Genome-scale analyses of transcriptional start sites in Mycobacterium marinum under normoxic and hypoxic conditions.

Background Hypoxic stress plays a critical role in the persistence of Mycobacterium tuberculosis (Mtb) infection, but the mechanisms underlying this adaptive response remain ill defined. Material and methods In this study, using M. marinum as a surrogate, we analyzed hypoxic responses at the transcriptional level by Cappable-seq and regular RNA-seq analyses. Results A total of 6808 transcriptional start sites (TSSs) were identified under normoxic and hypoxic conditions.

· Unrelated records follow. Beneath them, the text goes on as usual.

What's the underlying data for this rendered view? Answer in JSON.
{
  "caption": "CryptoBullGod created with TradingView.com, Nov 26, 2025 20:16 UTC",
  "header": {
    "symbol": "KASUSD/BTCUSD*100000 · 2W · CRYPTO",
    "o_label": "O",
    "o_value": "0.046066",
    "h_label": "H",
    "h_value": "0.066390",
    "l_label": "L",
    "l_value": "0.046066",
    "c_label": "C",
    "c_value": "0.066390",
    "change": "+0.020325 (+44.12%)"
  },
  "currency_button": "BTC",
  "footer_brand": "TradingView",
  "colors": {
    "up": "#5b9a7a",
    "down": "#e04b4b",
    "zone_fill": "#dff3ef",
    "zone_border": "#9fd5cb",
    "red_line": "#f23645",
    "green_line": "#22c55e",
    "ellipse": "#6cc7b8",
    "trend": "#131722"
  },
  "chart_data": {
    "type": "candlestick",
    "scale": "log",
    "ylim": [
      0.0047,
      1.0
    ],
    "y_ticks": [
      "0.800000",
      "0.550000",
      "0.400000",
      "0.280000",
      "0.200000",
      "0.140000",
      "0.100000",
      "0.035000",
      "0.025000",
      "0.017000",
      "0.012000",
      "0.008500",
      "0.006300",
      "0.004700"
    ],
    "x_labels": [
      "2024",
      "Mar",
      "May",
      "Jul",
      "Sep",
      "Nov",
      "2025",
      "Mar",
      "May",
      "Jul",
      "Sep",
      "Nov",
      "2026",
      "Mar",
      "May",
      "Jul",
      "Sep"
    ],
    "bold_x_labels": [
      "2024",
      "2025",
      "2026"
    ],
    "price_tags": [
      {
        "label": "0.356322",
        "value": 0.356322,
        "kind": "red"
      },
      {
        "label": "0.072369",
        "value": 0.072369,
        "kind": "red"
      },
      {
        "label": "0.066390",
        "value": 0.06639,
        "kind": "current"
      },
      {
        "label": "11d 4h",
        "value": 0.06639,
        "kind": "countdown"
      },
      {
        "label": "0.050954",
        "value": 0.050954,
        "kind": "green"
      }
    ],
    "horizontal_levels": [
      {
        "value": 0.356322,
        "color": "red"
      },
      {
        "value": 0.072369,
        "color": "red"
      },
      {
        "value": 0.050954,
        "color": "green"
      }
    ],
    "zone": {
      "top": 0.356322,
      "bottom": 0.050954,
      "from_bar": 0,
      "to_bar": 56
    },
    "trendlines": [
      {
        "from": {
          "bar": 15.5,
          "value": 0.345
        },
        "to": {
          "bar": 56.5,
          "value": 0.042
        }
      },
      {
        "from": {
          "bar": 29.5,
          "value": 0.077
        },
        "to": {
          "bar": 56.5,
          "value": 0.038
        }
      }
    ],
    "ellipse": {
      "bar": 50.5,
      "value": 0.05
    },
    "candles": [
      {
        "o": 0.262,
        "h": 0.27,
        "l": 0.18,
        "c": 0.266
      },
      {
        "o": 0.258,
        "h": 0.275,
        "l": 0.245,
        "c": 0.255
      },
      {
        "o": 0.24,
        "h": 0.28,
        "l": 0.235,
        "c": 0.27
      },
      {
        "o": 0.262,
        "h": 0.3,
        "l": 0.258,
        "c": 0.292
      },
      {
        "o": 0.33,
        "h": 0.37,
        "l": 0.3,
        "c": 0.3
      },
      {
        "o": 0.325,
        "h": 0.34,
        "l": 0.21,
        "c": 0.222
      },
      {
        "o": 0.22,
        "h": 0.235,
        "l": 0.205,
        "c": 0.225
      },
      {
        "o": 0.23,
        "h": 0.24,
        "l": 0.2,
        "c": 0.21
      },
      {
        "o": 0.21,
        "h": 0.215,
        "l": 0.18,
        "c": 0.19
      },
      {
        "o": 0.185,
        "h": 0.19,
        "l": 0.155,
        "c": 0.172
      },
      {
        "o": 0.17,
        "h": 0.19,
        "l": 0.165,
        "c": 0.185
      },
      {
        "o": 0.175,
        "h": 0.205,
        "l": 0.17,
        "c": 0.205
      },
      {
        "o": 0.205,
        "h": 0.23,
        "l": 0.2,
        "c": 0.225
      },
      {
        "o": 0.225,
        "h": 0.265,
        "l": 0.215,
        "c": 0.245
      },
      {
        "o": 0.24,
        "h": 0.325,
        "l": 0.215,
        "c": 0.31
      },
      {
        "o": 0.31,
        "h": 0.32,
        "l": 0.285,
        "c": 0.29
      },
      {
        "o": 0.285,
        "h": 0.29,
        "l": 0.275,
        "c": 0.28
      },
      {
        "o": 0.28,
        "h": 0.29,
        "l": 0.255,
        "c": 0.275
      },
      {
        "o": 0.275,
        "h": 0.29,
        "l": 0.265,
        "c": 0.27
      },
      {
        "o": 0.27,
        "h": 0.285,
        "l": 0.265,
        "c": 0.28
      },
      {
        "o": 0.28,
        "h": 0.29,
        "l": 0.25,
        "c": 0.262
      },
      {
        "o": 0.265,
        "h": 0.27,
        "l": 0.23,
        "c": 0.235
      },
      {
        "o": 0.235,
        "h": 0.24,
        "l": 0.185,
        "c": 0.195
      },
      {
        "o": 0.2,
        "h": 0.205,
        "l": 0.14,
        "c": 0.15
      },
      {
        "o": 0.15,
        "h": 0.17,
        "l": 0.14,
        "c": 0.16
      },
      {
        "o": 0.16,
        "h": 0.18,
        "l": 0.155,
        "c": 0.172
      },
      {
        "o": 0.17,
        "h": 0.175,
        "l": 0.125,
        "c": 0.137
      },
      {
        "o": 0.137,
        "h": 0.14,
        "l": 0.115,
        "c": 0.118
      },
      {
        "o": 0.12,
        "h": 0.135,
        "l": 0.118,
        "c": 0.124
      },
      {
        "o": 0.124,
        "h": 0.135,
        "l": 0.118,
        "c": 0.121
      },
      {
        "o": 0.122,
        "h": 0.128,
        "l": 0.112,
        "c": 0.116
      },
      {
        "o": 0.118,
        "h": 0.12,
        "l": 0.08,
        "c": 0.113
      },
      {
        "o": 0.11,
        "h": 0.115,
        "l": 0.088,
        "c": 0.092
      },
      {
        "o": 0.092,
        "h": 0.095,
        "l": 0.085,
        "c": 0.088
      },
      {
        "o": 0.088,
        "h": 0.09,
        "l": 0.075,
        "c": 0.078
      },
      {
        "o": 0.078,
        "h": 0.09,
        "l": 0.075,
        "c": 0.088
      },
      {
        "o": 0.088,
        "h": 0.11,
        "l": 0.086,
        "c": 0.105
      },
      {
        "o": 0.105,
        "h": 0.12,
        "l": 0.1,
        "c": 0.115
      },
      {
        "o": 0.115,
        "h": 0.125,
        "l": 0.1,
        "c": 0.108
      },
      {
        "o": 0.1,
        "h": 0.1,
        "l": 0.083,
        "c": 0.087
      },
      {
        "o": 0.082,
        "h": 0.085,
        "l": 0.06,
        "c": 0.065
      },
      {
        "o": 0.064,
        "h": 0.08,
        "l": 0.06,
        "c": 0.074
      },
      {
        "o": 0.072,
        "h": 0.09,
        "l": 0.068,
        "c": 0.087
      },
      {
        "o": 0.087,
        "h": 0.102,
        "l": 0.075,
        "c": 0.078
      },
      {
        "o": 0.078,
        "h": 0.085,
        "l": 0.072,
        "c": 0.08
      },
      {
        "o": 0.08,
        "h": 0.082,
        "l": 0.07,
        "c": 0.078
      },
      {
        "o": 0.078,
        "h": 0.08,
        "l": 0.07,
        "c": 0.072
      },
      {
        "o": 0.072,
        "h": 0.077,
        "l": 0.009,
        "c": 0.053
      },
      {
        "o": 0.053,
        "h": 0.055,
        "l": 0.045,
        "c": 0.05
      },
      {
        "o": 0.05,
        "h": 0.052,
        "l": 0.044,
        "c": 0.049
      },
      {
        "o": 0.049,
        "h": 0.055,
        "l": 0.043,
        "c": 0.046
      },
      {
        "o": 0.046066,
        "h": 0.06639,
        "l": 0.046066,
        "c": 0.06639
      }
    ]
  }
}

Among these TSSs, 1112 were upregulated and 1265 were downregulated in response to hypoxic stress. Using SigE-recognized consensus sequence, we identified 59 SigE-dependent promoters and all were upregulated under hypoxic stress, suggesting an important role for SigE in this process. We also compared the performance of Cappable-seq and regular RNA-seq using the same RNA samples collected from normoxic and hypoxic conditions, and confirmed that Cappable-seq is a valuable approach for global transcriptional regulation analyses. Conclusions Our results provide insights and information for further characterization of responses to hypoxia in mycobacteria, and prove that Cappable-seq is a valuable approach for global transcriptional studies in mycobacteria.